O religioso austríaco naturalizado brasileiro foi consultado pelo Papa Francisco para a formulação de sua Encíclica “Laudato Si” e critica o processo de desenvolvimento brasileiro na mesma linha que o Papa alerta para as consequências do capitalismo desenfreado: “optar por um crescimento que deteriora cada vez mais o meio ambiente é cortar o galho em que estamos sentados”. E chama atenção para a demarcação de áreas indígenas como “uma forma de salvaguardar parte da Amazônia contra a fúria do agronegócio, das empresas mineradoras e hidrelétricas”.

A seguir, em entrevista exclusiva para o Greenpeace Brasil, Dom Erwin Kräutler fala sobre a violência, a mortalidade, o preconceito e a indiferença que ainda permeiam as relações com as comunidades indígenas.

O Relatório do Cimi sobre Violência Contra os Povos Indígenas, lançado semana passada, registrou uma escalada na taxa de violações contra esses povos, com crescimento de 42% no número de assassinatos. No texto de abertura do relatório, o senhor pede misericórdia aos indígenas que “encontram-se hoje feridos entre o Chuí e o Oiapoque”. A que você atribui este aumento?

Há vários motivos para a escalação da violência. O primeiro está ligado à não-demarcação das áreas indígenas. O governo é refém do agronegócio e a bancada ruralista é contra demarcações previstas na constituição. A PEC 215 quer tirar do Executivo a prerrogativa de demarcar áreas indígenas e fazer depender qualquer demarcação de uma votação no Congresso. Isso equivale a dizer que não haverá mais demarcação, porque a bancada ruralista, cujo número de assentos no Congresso aumentou, não vai votar a favor de área indígena. Percebe-se, em segundo lugar, um ressurgimento de antipatia e aversão aos indígenas. Mesmo que eles estejam amparados pela Constituição em seus direitos a “sua organização social, costumes, línguas, crenças e tradições, e o direito originário às terras que tradicionalmente ocupam” (Art. 231), continua arraigada no coração de muitas pessoas a ideia de que índio “não é gente”, é “bicho do mato”, é “bugre”, é “caboclo”, é inferior, pária, segregado.

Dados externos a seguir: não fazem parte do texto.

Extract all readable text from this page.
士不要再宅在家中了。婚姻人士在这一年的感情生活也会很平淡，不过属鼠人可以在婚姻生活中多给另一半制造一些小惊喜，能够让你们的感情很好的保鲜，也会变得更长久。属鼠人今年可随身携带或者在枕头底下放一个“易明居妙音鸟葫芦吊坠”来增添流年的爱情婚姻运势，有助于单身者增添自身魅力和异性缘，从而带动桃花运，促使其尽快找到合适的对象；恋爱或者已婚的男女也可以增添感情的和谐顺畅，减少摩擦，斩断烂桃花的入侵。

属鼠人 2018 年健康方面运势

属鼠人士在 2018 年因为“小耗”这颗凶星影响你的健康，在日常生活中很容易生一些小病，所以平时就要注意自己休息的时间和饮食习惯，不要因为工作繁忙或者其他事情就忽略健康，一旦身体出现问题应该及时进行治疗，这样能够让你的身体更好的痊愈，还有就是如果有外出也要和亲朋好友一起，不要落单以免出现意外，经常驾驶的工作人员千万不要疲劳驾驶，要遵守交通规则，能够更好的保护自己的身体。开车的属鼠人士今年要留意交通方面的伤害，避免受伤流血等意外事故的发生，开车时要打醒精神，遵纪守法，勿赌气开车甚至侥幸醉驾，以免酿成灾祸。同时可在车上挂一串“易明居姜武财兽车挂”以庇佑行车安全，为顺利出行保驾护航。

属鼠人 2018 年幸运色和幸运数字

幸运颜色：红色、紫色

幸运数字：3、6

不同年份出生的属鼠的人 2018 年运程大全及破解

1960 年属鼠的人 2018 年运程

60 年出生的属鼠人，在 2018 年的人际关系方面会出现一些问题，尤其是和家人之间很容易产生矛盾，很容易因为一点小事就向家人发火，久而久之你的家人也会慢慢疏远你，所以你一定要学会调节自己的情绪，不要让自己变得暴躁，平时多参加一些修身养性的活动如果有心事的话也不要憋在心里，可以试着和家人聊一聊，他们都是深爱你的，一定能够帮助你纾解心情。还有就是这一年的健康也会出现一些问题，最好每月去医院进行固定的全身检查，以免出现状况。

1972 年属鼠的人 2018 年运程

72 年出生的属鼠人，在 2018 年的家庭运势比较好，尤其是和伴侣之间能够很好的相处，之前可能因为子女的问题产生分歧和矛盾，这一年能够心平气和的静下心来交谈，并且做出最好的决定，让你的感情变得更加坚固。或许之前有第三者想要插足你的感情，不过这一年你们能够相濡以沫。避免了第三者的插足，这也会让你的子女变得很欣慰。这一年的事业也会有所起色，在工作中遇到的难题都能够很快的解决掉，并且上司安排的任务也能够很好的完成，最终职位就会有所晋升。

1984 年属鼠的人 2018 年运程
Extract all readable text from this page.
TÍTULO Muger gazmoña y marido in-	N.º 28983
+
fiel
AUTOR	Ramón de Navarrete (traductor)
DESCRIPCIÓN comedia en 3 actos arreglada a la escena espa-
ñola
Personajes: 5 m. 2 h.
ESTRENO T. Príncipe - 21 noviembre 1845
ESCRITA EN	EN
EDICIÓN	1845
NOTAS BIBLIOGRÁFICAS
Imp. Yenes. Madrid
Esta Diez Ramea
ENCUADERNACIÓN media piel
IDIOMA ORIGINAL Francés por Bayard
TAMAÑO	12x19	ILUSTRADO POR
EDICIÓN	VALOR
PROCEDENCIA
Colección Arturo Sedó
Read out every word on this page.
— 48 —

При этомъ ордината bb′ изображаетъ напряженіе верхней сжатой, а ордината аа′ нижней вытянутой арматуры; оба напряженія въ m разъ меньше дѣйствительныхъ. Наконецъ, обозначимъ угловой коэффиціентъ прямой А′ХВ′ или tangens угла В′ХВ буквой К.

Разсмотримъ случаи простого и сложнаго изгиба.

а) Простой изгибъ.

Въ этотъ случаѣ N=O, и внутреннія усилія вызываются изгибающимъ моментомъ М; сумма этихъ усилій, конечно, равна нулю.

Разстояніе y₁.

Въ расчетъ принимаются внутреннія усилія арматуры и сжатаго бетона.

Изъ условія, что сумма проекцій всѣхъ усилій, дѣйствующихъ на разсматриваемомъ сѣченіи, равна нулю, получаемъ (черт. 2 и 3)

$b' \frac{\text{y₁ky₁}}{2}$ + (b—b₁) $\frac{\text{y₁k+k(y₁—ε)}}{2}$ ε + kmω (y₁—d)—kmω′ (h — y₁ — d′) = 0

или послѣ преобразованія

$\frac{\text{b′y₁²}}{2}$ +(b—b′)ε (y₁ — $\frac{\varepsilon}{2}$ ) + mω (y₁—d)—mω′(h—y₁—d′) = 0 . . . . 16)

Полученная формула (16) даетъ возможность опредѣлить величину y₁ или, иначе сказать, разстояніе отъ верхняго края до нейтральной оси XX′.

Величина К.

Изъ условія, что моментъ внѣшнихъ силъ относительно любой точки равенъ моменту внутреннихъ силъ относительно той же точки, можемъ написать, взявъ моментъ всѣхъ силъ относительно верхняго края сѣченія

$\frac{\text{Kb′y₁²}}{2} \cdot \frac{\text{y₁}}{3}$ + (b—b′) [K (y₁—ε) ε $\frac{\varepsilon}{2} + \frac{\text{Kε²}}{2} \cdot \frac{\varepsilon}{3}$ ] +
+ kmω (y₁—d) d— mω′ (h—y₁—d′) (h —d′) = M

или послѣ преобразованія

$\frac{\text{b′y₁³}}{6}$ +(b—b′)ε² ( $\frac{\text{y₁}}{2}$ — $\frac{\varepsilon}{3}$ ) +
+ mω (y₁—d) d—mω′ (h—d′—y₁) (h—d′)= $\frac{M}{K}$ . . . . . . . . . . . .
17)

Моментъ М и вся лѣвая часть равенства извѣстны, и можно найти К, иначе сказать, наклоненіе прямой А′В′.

Não se admite que os indígenas tenham direito às suas terras ancestrais já que não as exploram para o mercado e a exportação. Numa sociedade orientada pelos ditames neoliberais de investir e lucrar, os indígenas são considerados obstáculos para o desenvolvimento. Lula declarou isso em 2006, em um banquete oferecido pelo então governador do Mato Grosso, Blairo Maggi, quando o então presidente identificou índios, quilombolas, ambientalistas e até o Ministério Público como “entraves” para o progresso.

Entre os dados do relatório, talvez o mais impressionante seja a taxa de mortalidade de crianças entre 0 e 5 anos, que é de 785 mortes em 2014. Em Altamira, município atingido pelas obras da hidrelétrica de Belo Monte, a taxa de mortalidade na infância chegou a 141 a cada mil crianças, número dez vezes maior que a taxa nacional. O que causa estas mortes no Brasil? E em Altamira, Belo Monte contribui com esse quadro?

Há várias causas para este descalabro que envergonha o país, mas vejo um relacionamento entre a mortalidade de crianças e os grandes projetos governamentais que parecem ser algo sacrossanto, decidido nos altos escalões do governo sem levar em conta quem vive na área. A decisão e as deliberações sobre a execução do projeto são tomadas em lugar “asséptico”, como se o povo não existisse e muito menos o meio-ambiente, que é a casa em que esse povo vive. A decisão é indiscutível e irrefutável, pois o projeto é considerado de “interesse nacional”. Uma vez decidido o projeto, encaminha-se o EIA-RIMA.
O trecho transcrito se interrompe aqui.